Pétrole : les consommateurs industriels se ruent sur les options
Alors que le prix du pétrole brut est tombé sous la barre des 60 dollars le baril, les entreprises consommatrices de carburant se précipitent pour se couvrir. Le marché du pétrole est en pleine tourmente depuis que les tensions commerciales entre les États-Unis et la Chine s’intensifient, réduisant la demande mondiale. En parallèle, l’OPEP+ prévoit d’augmenter l’offre, accentuant la pression sur les prix.
Explosion des volumes d’options sur le Brent
Plus de 25 millions de barils de contrats d’options sur le Brent ont été échangés cette semaine. Ces structures financières visent à protéger les acheteurs contre une future hausse du pétrole. Les consommateurs industriels, comme les compagnies aériennes ou maritimes, verrouillent des prix bas pour garantir leur rentabilité à moyen terme.

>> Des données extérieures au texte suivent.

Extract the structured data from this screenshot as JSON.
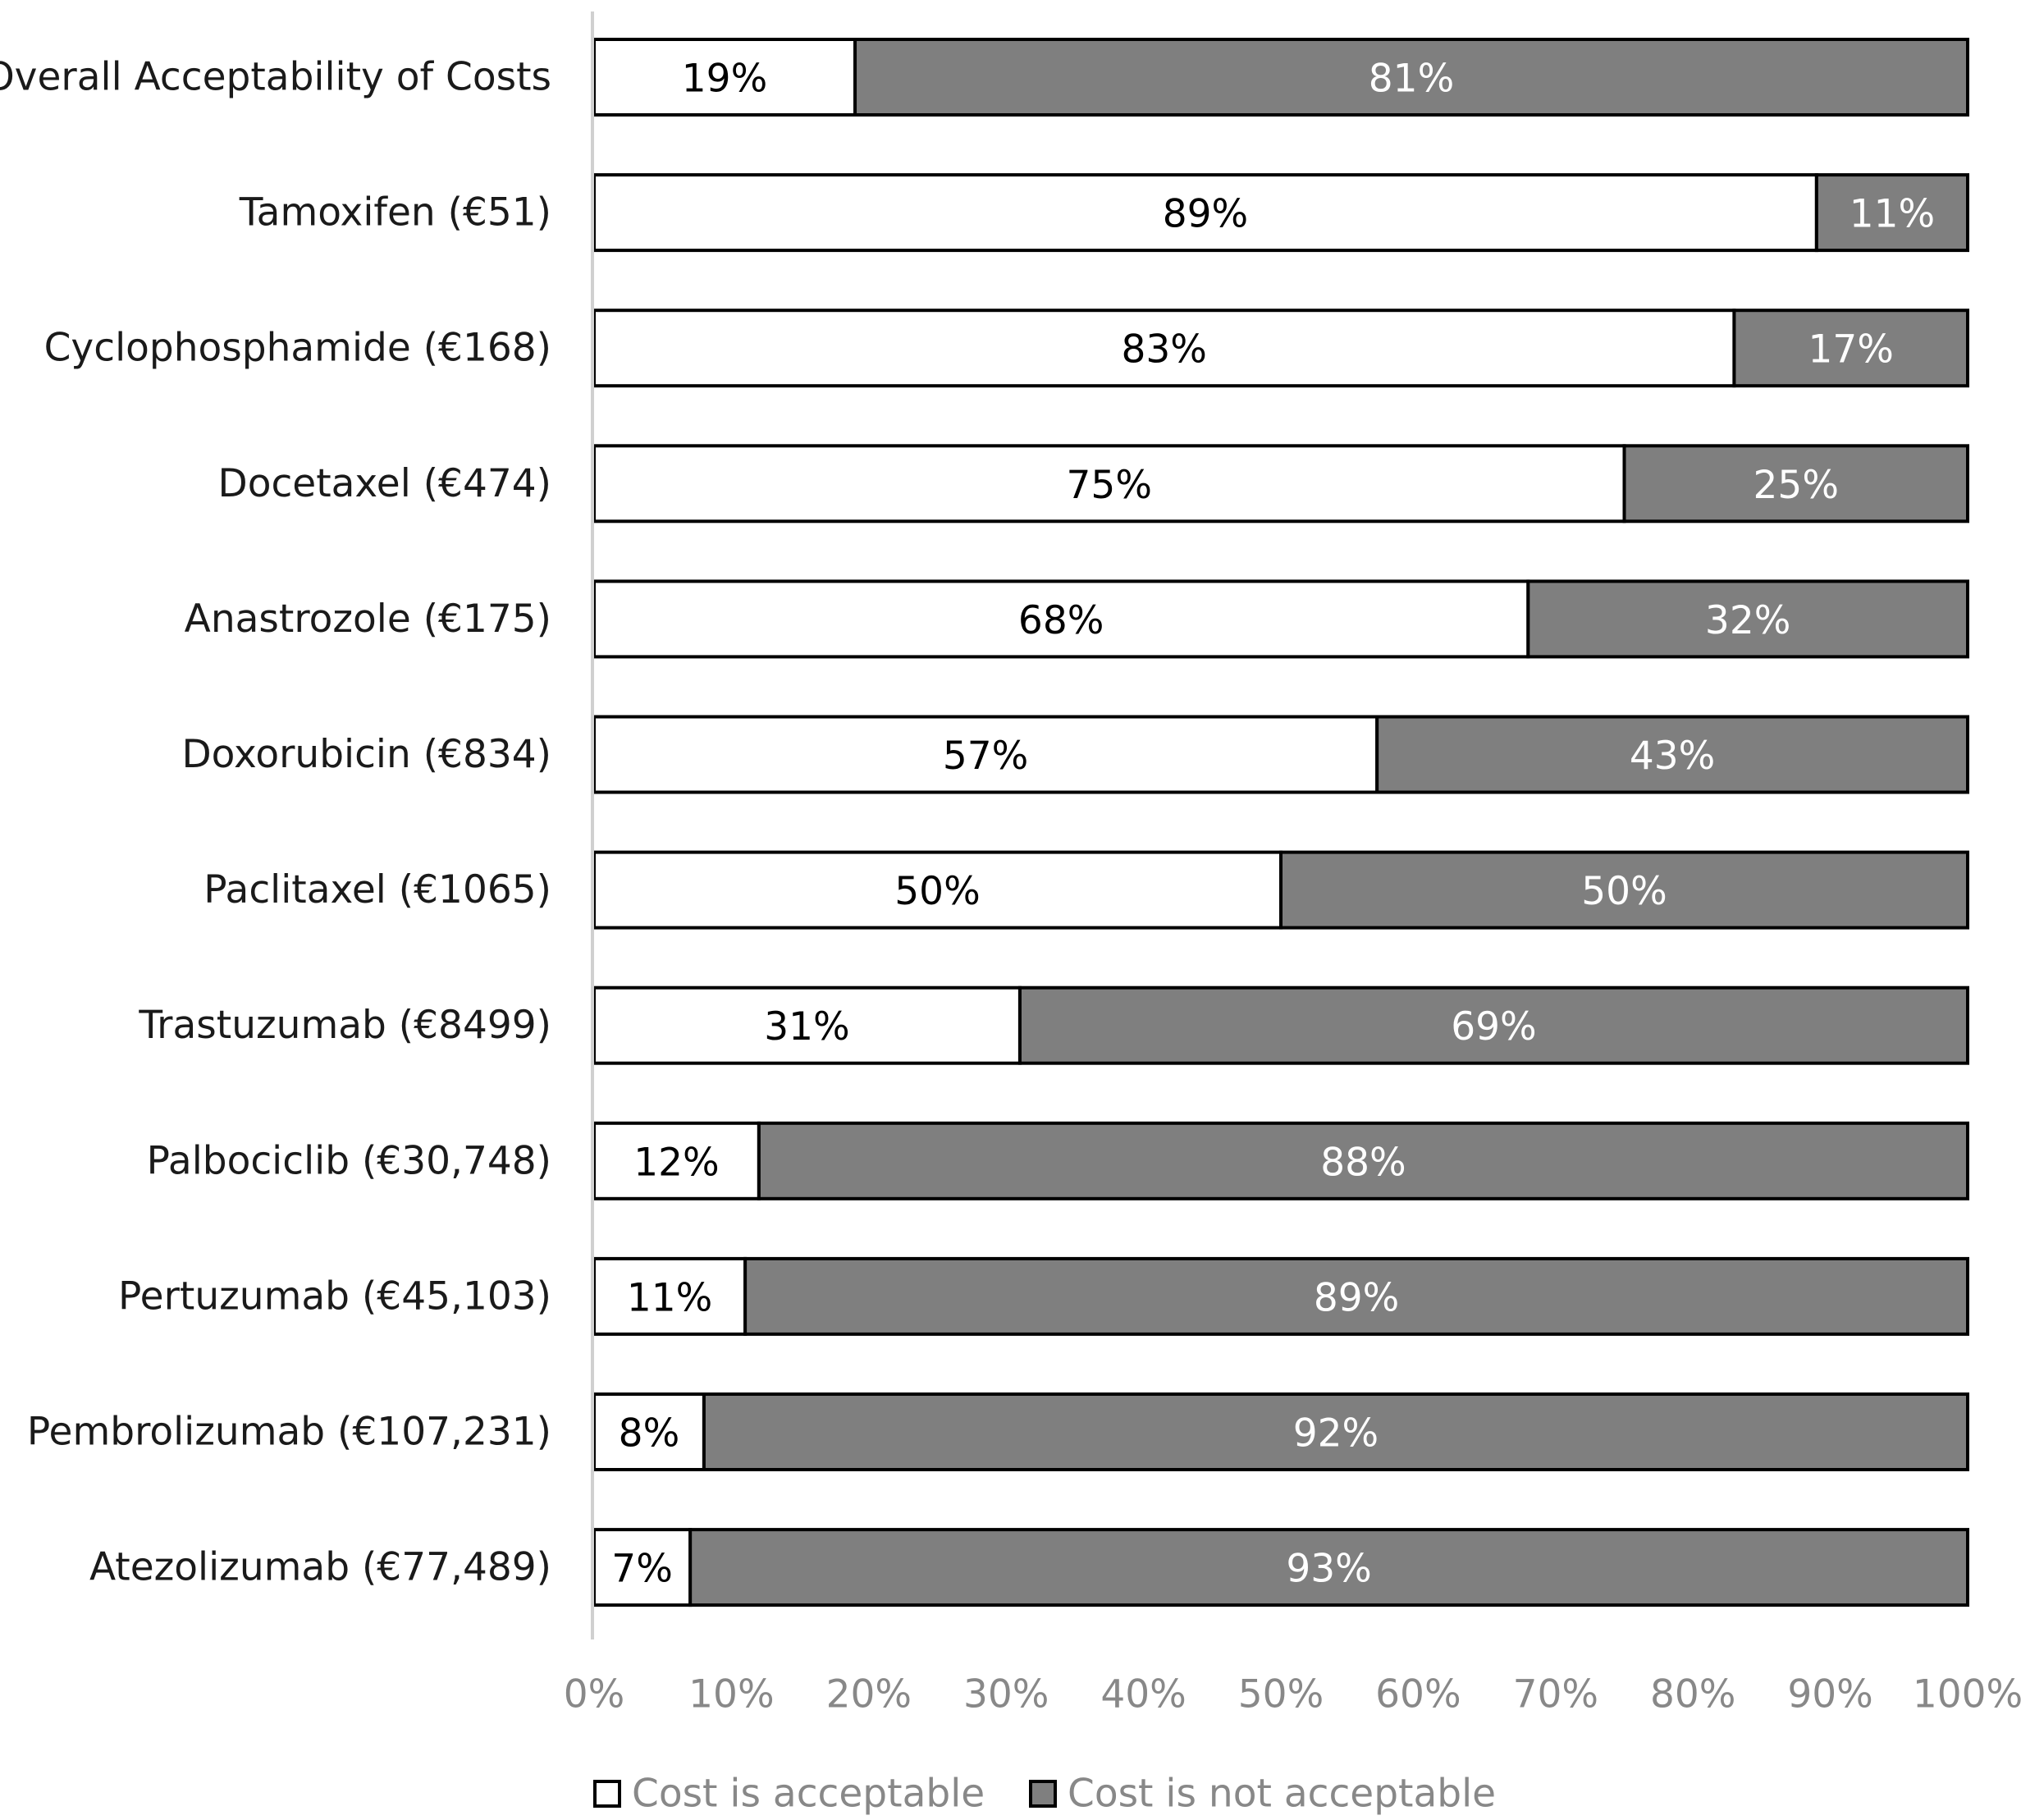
{
  "chart_data": {
    "type": "bar",
    "orientation": "horizontal",
    "stacked": true,
    "percent_stacked": true,
    "categories": [
      "Overall Acceptability of Costs",
      "Tamoxifen (€51)",
      "Cyclophosphamide (€168)",
      "Docetaxel (€474)",
      "Anastrozole (€175)",
      "Doxorubicin (€834)",
      "Paclitaxel (€1065)",
      "Trastuzumab (€8499)",
      "Palbociclib (€30,748)",
      "Pertuzumab (€45,103)",
      "Pembrolizumab (€107,231)",
      "Atezolizumab (€77,489)"
    ],
    "series": [
      {
        "name": "Cost is acceptable",
        "color": "#ffffff",
        "label_color": "#000000",
        "values": [
          19,
          89,
          83,
          75,
          68,
          57,
          50,
          31,
          12,
          11,
          8,
          7
        ],
        "labels": [
          "19%",
          "89%",
          "83%",
          "75%",
          "68%",
          "57%",
          "50%",
          "31%",
          "12%",
          "11%",
          "8%",
          "7%"
        ]
      },
      {
        "name": "Cost is not acceptable",
        "color": "#7f7f7f",
        "label_color": "#ffffff",
        "values": [
          81,
          11,
          17,
          25,
          32,
          43,
          50,
          69,
          88,
          89,
          92,
          93
        ],
        "labels": [
          "81%",
          "11%",
          "17%",
          "25%",
          "32%",
          "43%",
          "50%",
          "69%",
          "88%",
          "89%",
          "92%",
          "93%"
        ]
      }
    ],
    "x_ticks": [
      "0%",
      "10%",
      "20%",
      "30%",
      "40%",
      "50%",
      "60%",
      "70%",
      "80%",
      "90%",
      "100%"
    ],
    "xlim": [
      0,
      100
    ],
    "grid": false,
    "legend_position": "bottom"
  }
}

Selon plusieurs analystes, cette vague d’activité reflète une stratégie de couverture proactive. Arne Lohmann Rasmussen, analyste chez A/S Global Risk Management, confirme : « Certains de nos clients attendaient cette correction pour atteindre leurs objectifs de couverture. »

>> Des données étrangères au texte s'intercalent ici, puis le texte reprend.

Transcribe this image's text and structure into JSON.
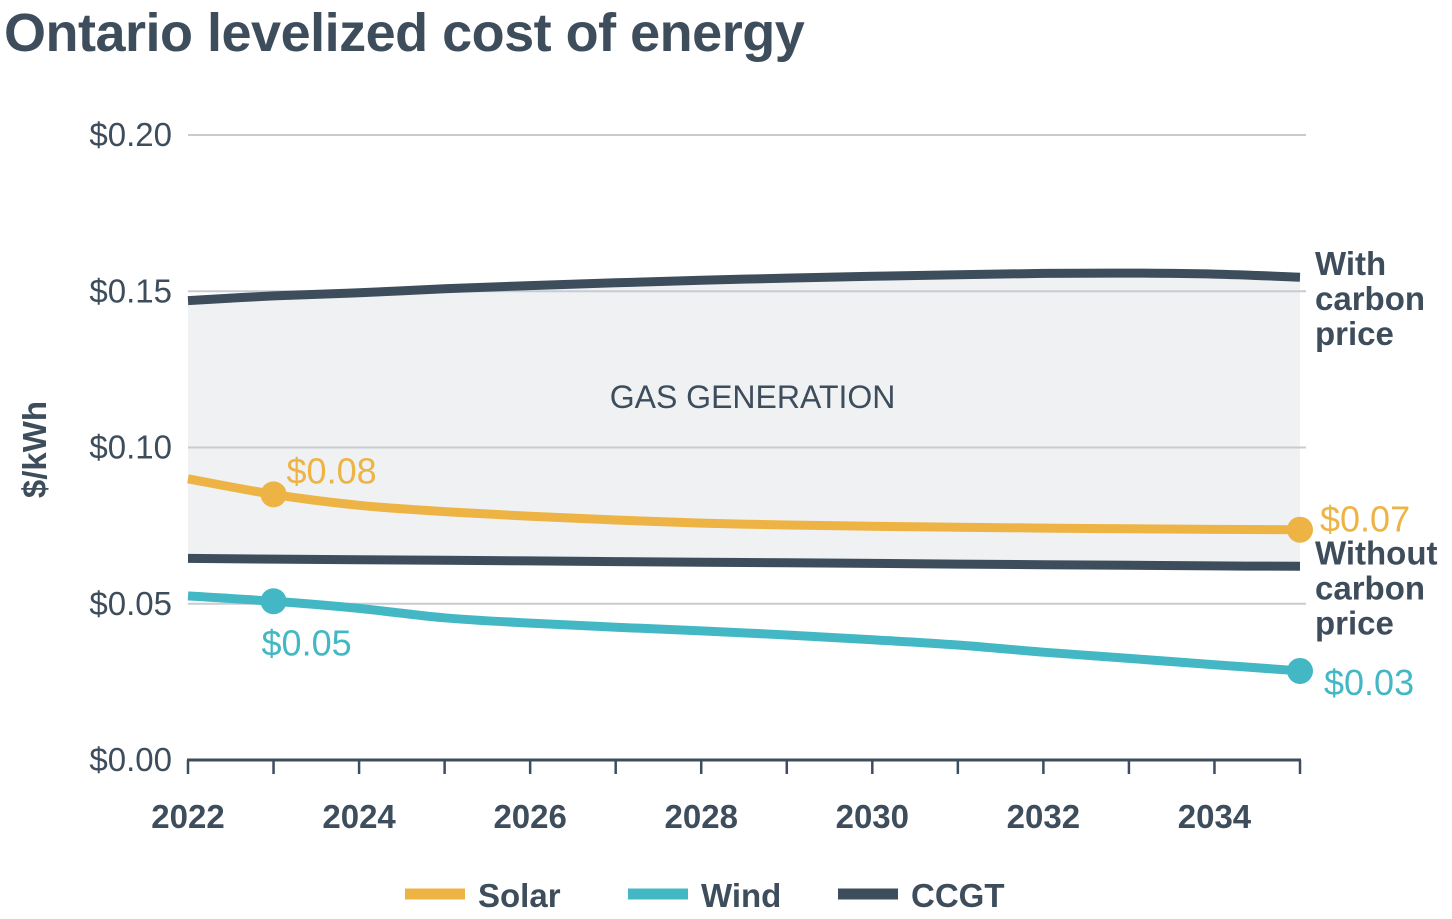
{
  "chart_data": {
    "type": "line",
    "title": "Ontario levelized cost of energy",
    "ylabel": "$/kWh",
    "xlabel": "",
    "xlim": [
      2022,
      2035
    ],
    "ylim": [
      0,
      0.2
    ],
    "yticks": [
      0,
      0.05,
      0.1,
      0.15,
      0.2
    ],
    "ytick_labels": [
      "$0.00",
      "$0.05",
      "$0.10",
      "$0.15",
      "$0.20"
    ],
    "xticks": [
      2022,
      2024,
      2026,
      2028,
      2030,
      2032,
      2034
    ],
    "xtick_labels": [
      "2022",
      "2024",
      "2026",
      "2028",
      "2030",
      "2032",
      "2034"
    ],
    "grid": true,
    "legend_position": "bottom",
    "band_label": "GAS GENERATION",
    "series": [
      {
        "name": "Solar",
        "color": "#edb445",
        "x": [
          2022,
          2023,
          2024,
          2025,
          2026,
          2027,
          2028,
          2029,
          2030,
          2031,
          2032,
          2033,
          2034,
          2035
        ],
        "y": [
          0.09,
          0.085,
          0.0815,
          0.0795,
          0.078,
          0.0768,
          0.0758,
          0.0752,
          0.0748,
          0.0745,
          0.0742,
          0.074,
          0.0738,
          0.0737
        ],
        "labels": [
          {
            "x": 2023,
            "y": 0.085,
            "text": "$0.08",
            "pos": "above-right"
          },
          {
            "x": 2035,
            "y": 0.0737,
            "text": "$0.07",
            "pos": "right"
          }
        ]
      },
      {
        "name": "Wind",
        "color": "#43b8c4",
        "x": [
          2022,
          2023,
          2024,
          2025,
          2026,
          2027,
          2028,
          2029,
          2030,
          2031,
          2032,
          2033,
          2034,
          2035
        ],
        "y": [
          0.0525,
          0.0508,
          0.0485,
          0.0455,
          0.0438,
          0.0425,
          0.0413,
          0.04,
          0.0385,
          0.0368,
          0.0345,
          0.0325,
          0.0305,
          0.0285
        ],
        "labels": [
          {
            "x": 2023,
            "y": 0.0508,
            "text": "$0.05",
            "pos": "below"
          },
          {
            "x": 2035,
            "y": 0.0285,
            "text": "$0.03",
            "pos": "below-right"
          }
        ]
      },
      {
        "name": "CCGT",
        "color": "#3e4d5c",
        "lines": [
          {
            "annotation": [
              "With",
              "carbon",
              "price"
            ],
            "x": [
              2022,
              2023,
              2024,
              2025,
              2026,
              2027,
              2028,
              2029,
              2030,
              2031,
              2032,
              2033,
              2034,
              2035
            ],
            "y": [
              0.147,
              0.1485,
              0.1495,
              0.1508,
              0.1518,
              0.1527,
              0.1535,
              0.1542,
              0.1548,
              0.1553,
              0.1557,
              0.1558,
              0.1555,
              0.1545
            ]
          },
          {
            "annotation": [
              "Without",
              "carbon",
              "price"
            ],
            "x": [
              2022,
              2023,
              2024,
              2025,
              2026,
              2027,
              2028,
              2029,
              2030,
              2031,
              2032,
              2033,
              2034,
              2035
            ],
            "y": [
              0.0645,
              0.0643,
              0.0641,
              0.0639,
              0.0637,
              0.0635,
              0.0633,
              0.0631,
              0.0629,
              0.0627,
              0.0625,
              0.0623,
              0.0621,
              0.062
            ]
          }
        ]
      }
    ],
    "colors": {
      "text": "#3e4d5c",
      "grid": "#c8ccd1",
      "band": "#eff1f3"
    }
  }
}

Le pétrole chute de plus de 20 % en une semaine
La dégringolade du pétrole s’explique par deux facteurs majeurs : la guerre commerciale croissante entre les États-Unis et la Chine, et l’annonce d’une augmentation de la production par l’OPEP+. Résultat, les cours du Brent ont chuté de plus de 20 % en une semaine.
Mercredi, les contrats à terme sur le Brent ont touché un plus bas à 59 dollars le baril, entraînant une volatilité accrue sur les marchés de l’énergie.

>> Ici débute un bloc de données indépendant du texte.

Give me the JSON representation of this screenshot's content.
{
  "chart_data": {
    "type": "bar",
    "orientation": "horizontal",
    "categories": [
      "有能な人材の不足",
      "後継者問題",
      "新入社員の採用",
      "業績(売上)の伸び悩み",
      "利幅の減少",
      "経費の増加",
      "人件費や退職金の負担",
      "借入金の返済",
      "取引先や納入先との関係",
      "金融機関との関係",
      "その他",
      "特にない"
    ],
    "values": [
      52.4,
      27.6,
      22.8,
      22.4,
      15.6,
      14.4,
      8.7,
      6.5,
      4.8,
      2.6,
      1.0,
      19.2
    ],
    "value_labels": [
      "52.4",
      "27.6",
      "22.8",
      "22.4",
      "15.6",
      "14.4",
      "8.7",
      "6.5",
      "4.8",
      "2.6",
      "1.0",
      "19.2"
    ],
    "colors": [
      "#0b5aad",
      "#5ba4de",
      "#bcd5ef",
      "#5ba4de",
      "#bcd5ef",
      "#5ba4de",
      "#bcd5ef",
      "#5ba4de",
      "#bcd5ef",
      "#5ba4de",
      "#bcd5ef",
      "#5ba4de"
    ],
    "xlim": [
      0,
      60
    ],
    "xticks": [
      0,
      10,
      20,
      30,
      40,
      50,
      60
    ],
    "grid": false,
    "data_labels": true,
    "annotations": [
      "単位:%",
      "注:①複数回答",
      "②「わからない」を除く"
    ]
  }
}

Un moment stratégique pour les couvertures
Face à cette baisse brutale du pétrole, les consommateurs cherchent à se protéger pour les années à venir. Le Brent de décembre 2026 s’échange désormais un dollar plus cher que celui de 2025. Ce phénomène indique que les investisseurs s’attendent à un redressement futur des prix.
Les volumes d’options d’achat ont atteint leur plus haut niveau depuis octobre dernier, moment où les tensions entre l’Iran et Israël avaient provoqué une ruée similaire.
Une stratégie qui divise les industriels
Même si la couverture offre une sécurité, elle reste coûteuse. Certaines entreprises hésitent à s’y engager. Southwest Airlines, par exemple, a récemment mis fin à sa politique historique de couverture du pétrole, malgré les économies importantes réalisées dans le passé. En cause : le prix élevé des contrats et les pertes comptables éventuelles.
D’un autre côté, d’autres groupes industriels considèrent cette chute comme une opportunité unique de verrouiller des prix avantageux.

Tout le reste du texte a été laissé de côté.